Pendapat yang sahih tentang ‘illah yang terdapat pada emas dan perak adalah karena keduanya termasuk alat pembayaran tunai. Dengan demikian, semua yang termasuk alat pembayaran tunai dapat dikiasakan kepada emas dan perak, seperti uang kertas yang ada sekarang. Jika terjadi tukar menukar dalam satu mata uang, maka tidak boleh ada selisih sedikit pun selama uang tersebut dikeluarkan oleh negara yang sama.
Pendapat yang sahih tentang ‘illah yang ada pada keempat barang lainnya, yaitu burr, sya’ir, kurma, dan garam adalah karena keempat barang tersebut merupakan makanan yang dapat ditimbang atau ditakar. Oleh karenanya, hukum ini juga berlaku pada setiap makanan yang dapat ditimbang atau ditakar, sehingga makanan apa pun yang seperti itu tidak boleh ditukar dengan sejenisnya kecuali bila takaran atau timbangannya sama persis.
Syaikhul Islam Ibnu Taimiyyah rahimahullah berkata, “‘Illah yang menyebabkan diharamkannya riba fadhl adalah karena barang tersebut termasuk makanan yang bisa ditimbang atau ditakar.
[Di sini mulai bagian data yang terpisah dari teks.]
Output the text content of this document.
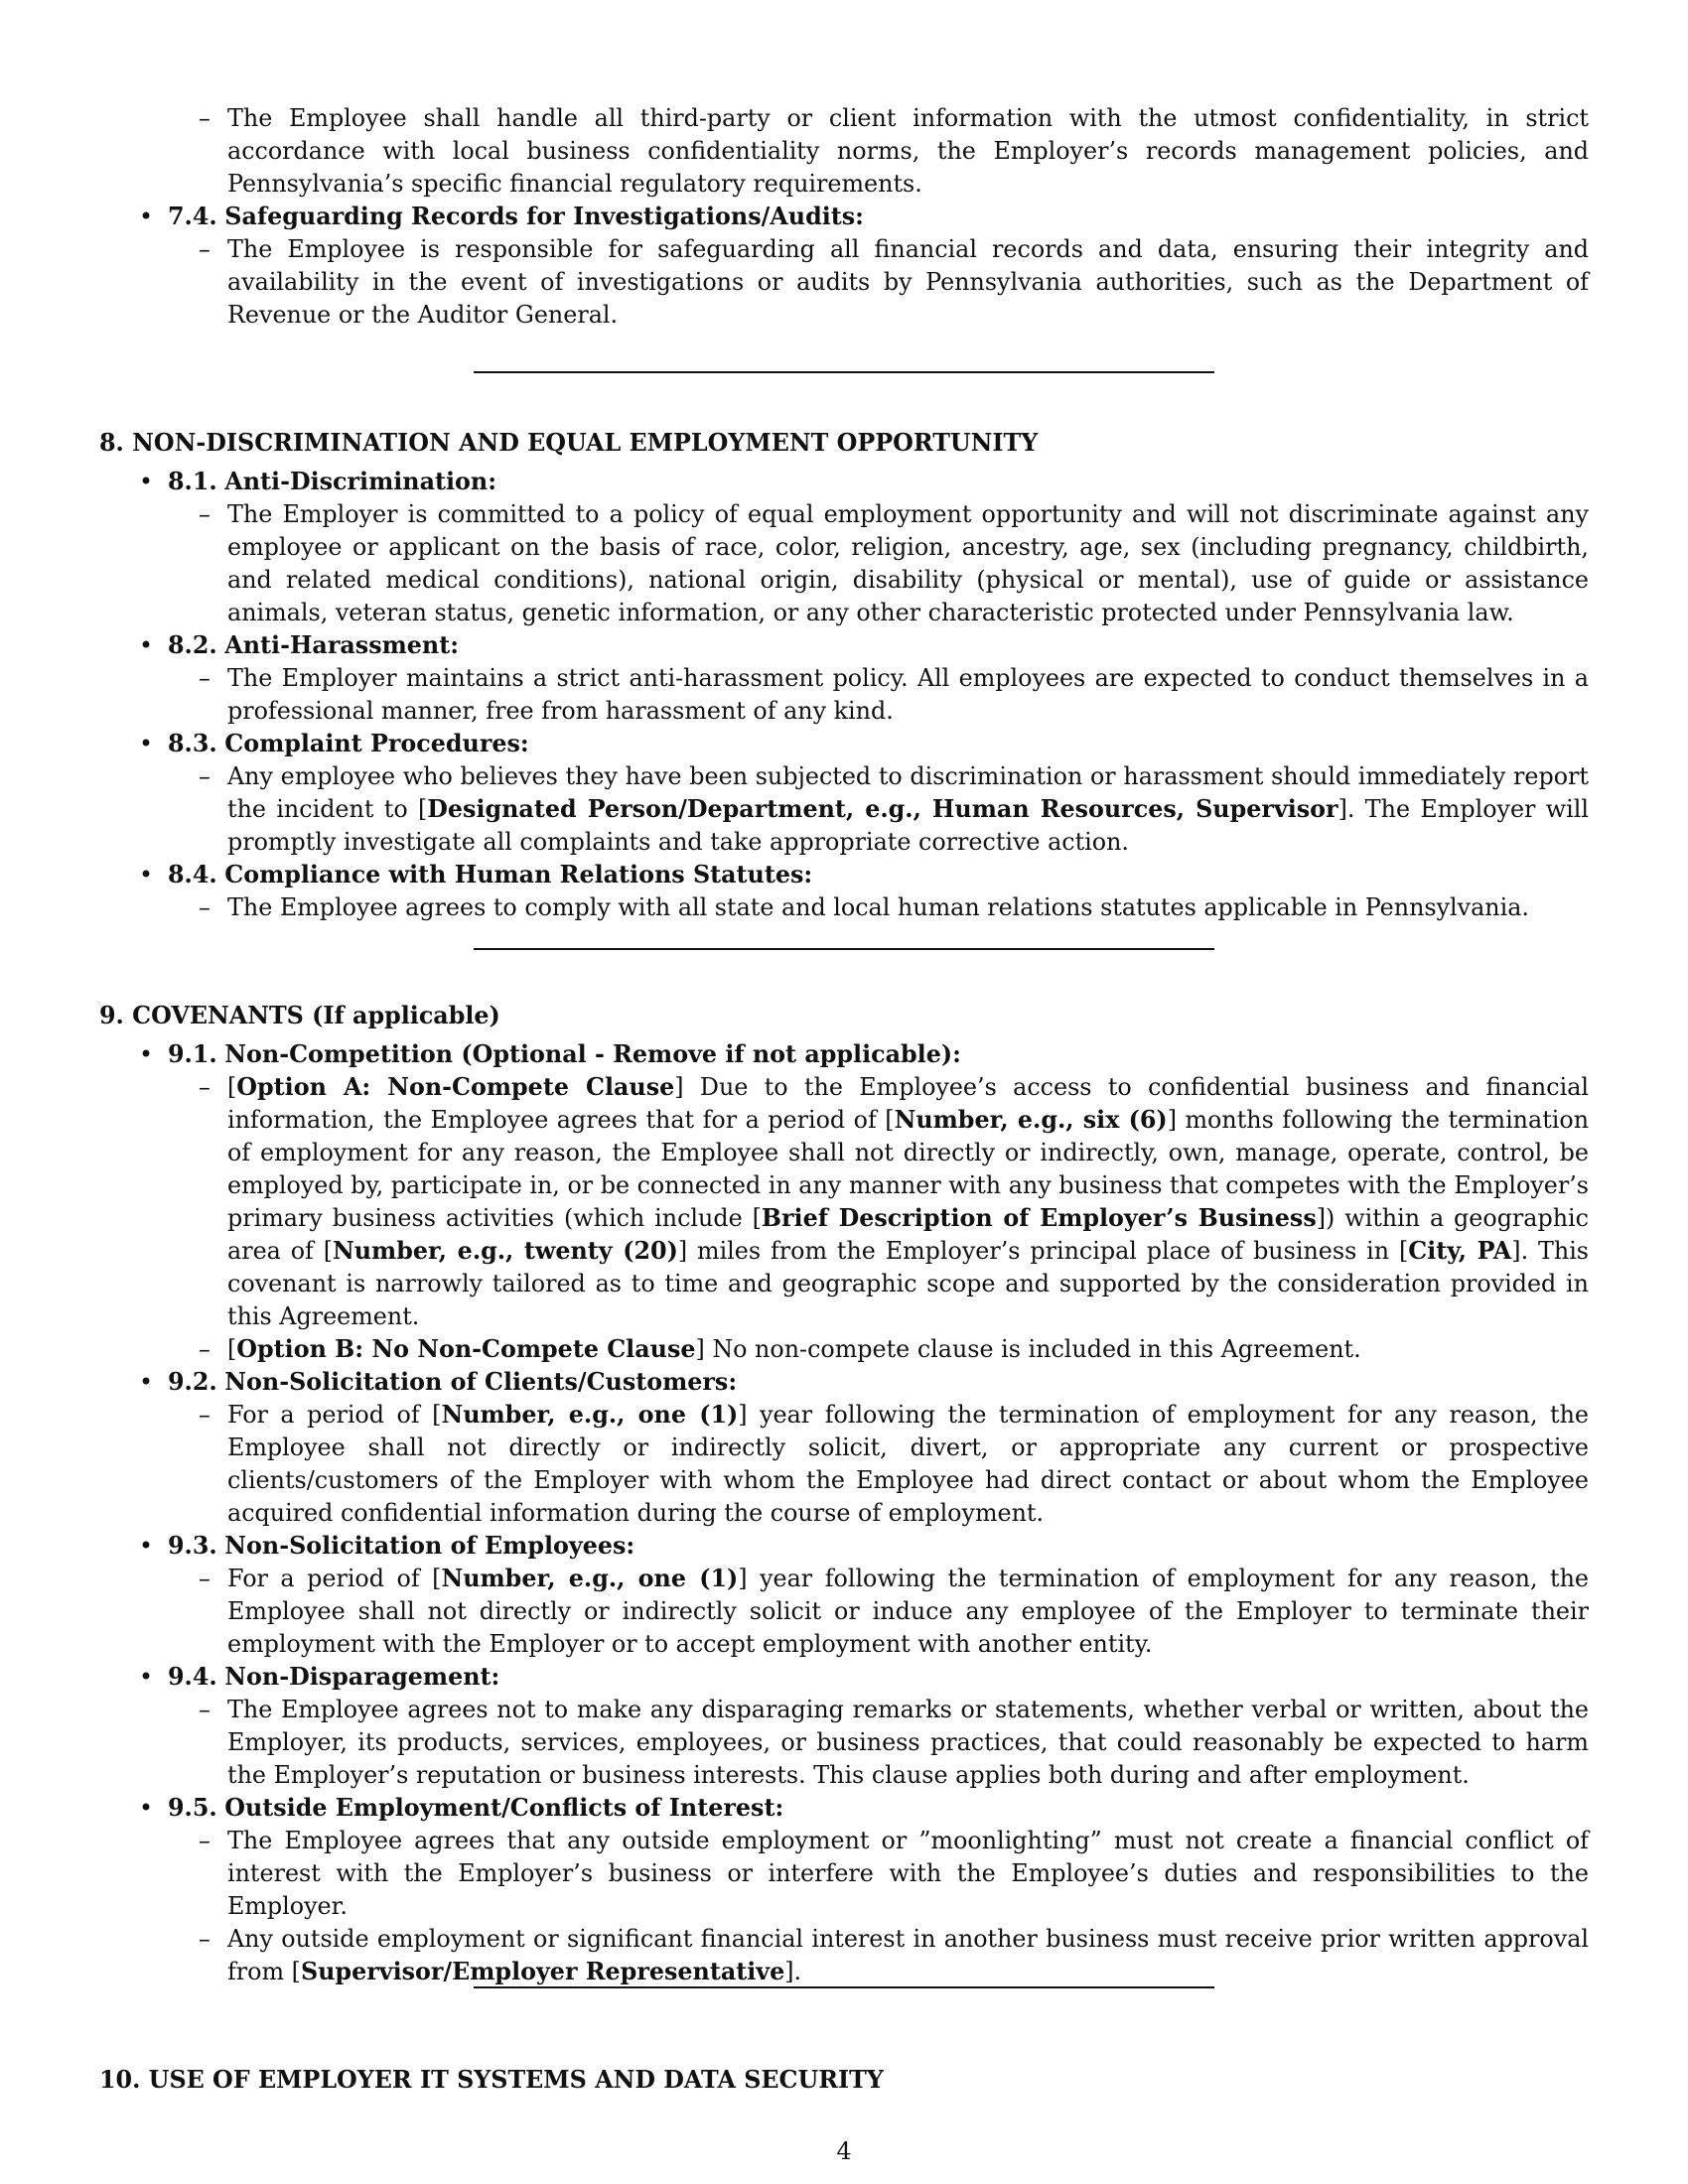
– The Employee shall handle all third-party or client information with the utmost confidentiality, in strict accordance with local business confidentiality norms, the Employer’s records management policies, and Pennsylvania’s specific financial regulatory requirements.
• 7.4. Safeguarding Records for Investigations/Audits:
– The Employee is responsible for safeguarding all financial records and data, ensuring their integrity and availability in the event of investigations or audits by Pennsylvania authorities, such as the Department of Revenue or the Auditor General.
8. NON-DISCRIMINATION AND EQUAL EMPLOYMENT OPPORTUNITY
• 8.1. Anti-Discrimination:
– The Employer is committed to a policy of equal employment opportunity and will not discriminate against any employee or applicant on the basis of race, color, religion, ancestry, age, sex (including pregnancy, childbirth, and related medical conditions), national origin, disability (physical or mental), use of guide or assistance animals, veteran status, genetic information, or any other characteristic protected under Pennsylvania law.
• 8.2. Anti-Harassment:
– The Employer maintains a strict anti-harassment policy. All employees are expected to conduct themselves in a professional manner, free from harassment of any kind.
• 8.3. Complaint Procedures:
– Any employee who believes they have been subjected to discrimination or harassment should immediately report the incident to [Designated Person/Department, e.g., Human Resources, Supervisor]. The Employer will promptly investigate all complaints and take appropriate corrective action.
• 8.4. Compliance with Human Relations Statutes:
– The Employee agrees to comply with all state and local human relations statutes applicable in Pennsylvania.
9. COVENANTS (If applicable)
• 9.1. Non-Competition (Optional - Remove if not applicable):
– [Option A: Non-Compete Clause] Due to the Employee’s access to confidential business and financial information, the Employee agrees that for a period of [Number, e.g., six (6)] months following the termination of employment for any reason, the Employee shall not directly or indirectly, own, manage, operate, control, be employed by, participate in, or be connected in any manner with any business that competes with the Employer’s primary business activities (which include [Brief Description of Employer’s Business]) within a geographic area of [Number, e.g., twenty (20)] miles from the Employer’s principal place of business in [City, PA]. This covenant is narrowly tailored as to time and geographic scope and supported by the consideration provided in this Agreement.
– [Option B: No Non-Compete Clause] No non-compete clause is included in this Agreement.
• 9.2. Non-Solicitation of Clients/Customers:
– For a period of [Number, e.g., one (1)] year following the termination of employment for any reason, the Employee shall not directly or indirectly solicit, divert, or appropriate any current or prospective clients/customers of the Employer with whom the Employee had direct contact or about whom the Employee acquired confidential information during the course of employment.
• 9.3. Non-Solicitation of Employees:
– For a period of [Number, e.g., one (1)] year following the termination of employment for any reason, the Employee shall not directly or indirectly solicit or induce any employee of the Employer to terminate their employment with the Employer or to accept employment with another entity.
• 9.4. Non-Disparagement:
– The Employee agrees not to make any disparaging remarks or statements, whether verbal or written, about the Employer, its products, services, employees, or business practices, that could reasonably be expected to harm the Employer’s reputation or business interests. This clause applies both during and after employment.
• 9.5. Outside Employment/Conflicts of Interest:
– The Employee agrees that any outside employment or ”moonlighting” must not create a financial conflict of interest with the Employer’s business or interfere with the Employee’s duties and responsibilities to the Employer.
– Any outside employment or significant financial interest in another business must receive prior written approval from [Supervisor/Employer Representative].
10. USE OF EMPLOYER IT SYSTEMS AND DATA SECURITY
4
Ini merupakan salah satu pendapat Imam Ahmad.”
Berangkat dari sini, setiap barang yang memiliki kesamaan ‘illah dengan keenam barang di atas, seperti bila barang tersebut bisa ditimbang dan dimakan, atau bisa ditakar dan dimakan, atau ia merupakan alat pembayaran tunai, maka barang tersebut bisa terkena riba.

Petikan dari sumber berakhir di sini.